[R6RS] BOM-based codecs

Wed Aug 16 11:30:14 EDT 2006

Mike wrote:
> I suggest adding a codec returned by a nullary procedure
> 
> utf-bom-codec
> 
> that will return a codec for a meta-encoding based on the Unicode
> byte-order mark.  This codec will only work for input ports, and raise
> an exception if used for an output port.
> 
> For an input port with a transcoder with such a codec, the first
> attempt to read from the port will read 2, 3 or 4 bytes from the port
> that determine the actual encoding according the following table:
> 
> EF BB BF    UTF-8
> FE FF       UTF-16be
> FF FE       UTF-16le
> 00 00 FE FF UTF-32be
> FF FE 00 00 UTF-32le
> 
> Will, is that what you had in mind as far as the BOM is concerned?

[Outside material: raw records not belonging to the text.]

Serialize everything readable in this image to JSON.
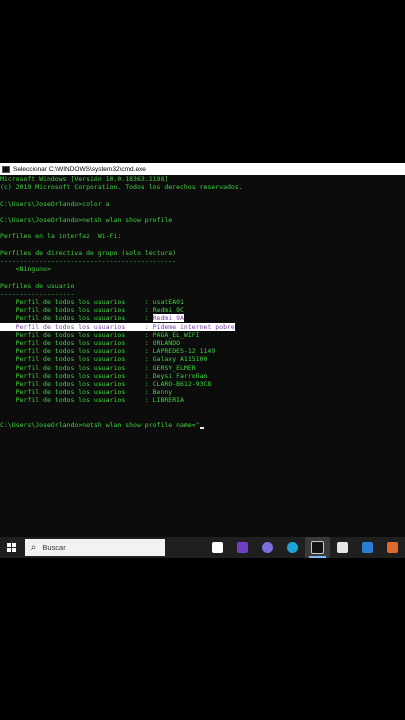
{
  "window": {
    "title": "Seleccionar C:\\WINDOWS\\system32\\cmd.exe"
  },
  "console": {
    "lines": [
      "Microsoft Windows [Versión 10.0.18363.1198]",
      "(c) 2019 Microsoft Corporation. Todos los derechos reservados.",
      "",
      "C:\\Users\\JoseOrlando>color a",
      "",
      "C:\\Users\\JoseOrlando>netsh wlan show profile",
      "",
      "Perfiles en la interfaz  Wi-Fi:",
      "",
      "Perfiles de directiva de grupo (solo lectura)",
      "---------------------------------------------",
      "    <Ninguno>",
      "",
      "Perfiles de usuario",
      "-------------------"
    ],
    "profile_label": "    Perfil de todos los usuarios     : ",
    "profiles": [
      "usatEA01",
      "Redmi 9C",
      "Redmi 9A",
      "Pideme internet pobre",
      "PAGA_EL_WIFI",
      "ORLANDO",
      "LAPREDES-12 1149",
      "Galaxy A115100",
      "GERSY_ELMER",
      "Deysi Farroñan",
      "CLARO-B612-93C8",
      "Benny",
      "LIBRERIA"
    ],
    "selected_indexes": [
      2,
      3
    ],
    "prompt_line": "C:\\Users\\JoseOrlando>netsh wlan show profile name=\""
  },
  "taskbar": {
    "search_placeholder": "Buscar",
    "icons": [
      {
        "name": "task-view-icon",
        "color": "#ffffff"
      },
      {
        "name": "visual-studio-icon",
        "color": "#6f3fc6"
      },
      {
        "name": "obs-icon",
        "color": "#7b6fe0"
      },
      {
        "name": "edge-icon",
        "color": "#1fa3d9"
      },
      {
        "name": "cmd-icon",
        "color": "#c8c8c8"
      },
      {
        "name": "store-icon",
        "color": "#e6e6e6"
      },
      {
        "name": "mail-icon",
        "color": "#2a7fd4"
      },
      {
        "name": "security-icon",
        "color": "#e06a2c"
      }
    ],
    "active_index": 4
  },
  "colors": {
    "console_bg": "#0c0c0c",
    "console_text": "#3fd13f",
    "selection_bg": "#ffffff",
    "selection_text": "#7a3fa0"
  }
}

No.  What I had in mind were codecs for UTF-16 and UTF-32,
as summarized at http://www.unicode.org/faq/utf_bom.html#37 .
What you are proposing is a non-standard but possibly useful
heuristic.  (I have reservations about requiring the UTF-8
heuristic, but just because I haven't seen it before.)

The utf-bom-codec you are proposing would not do away with
the need for the utf-16-codec and utf-32-codec that I have
been advocating.  Those codecs differ from the utf-bom-codec
you are proposing in that they:

 * are Unicode standards
 * default in the standard way when there is no byte order mark
 * never default to an unexpected width

Will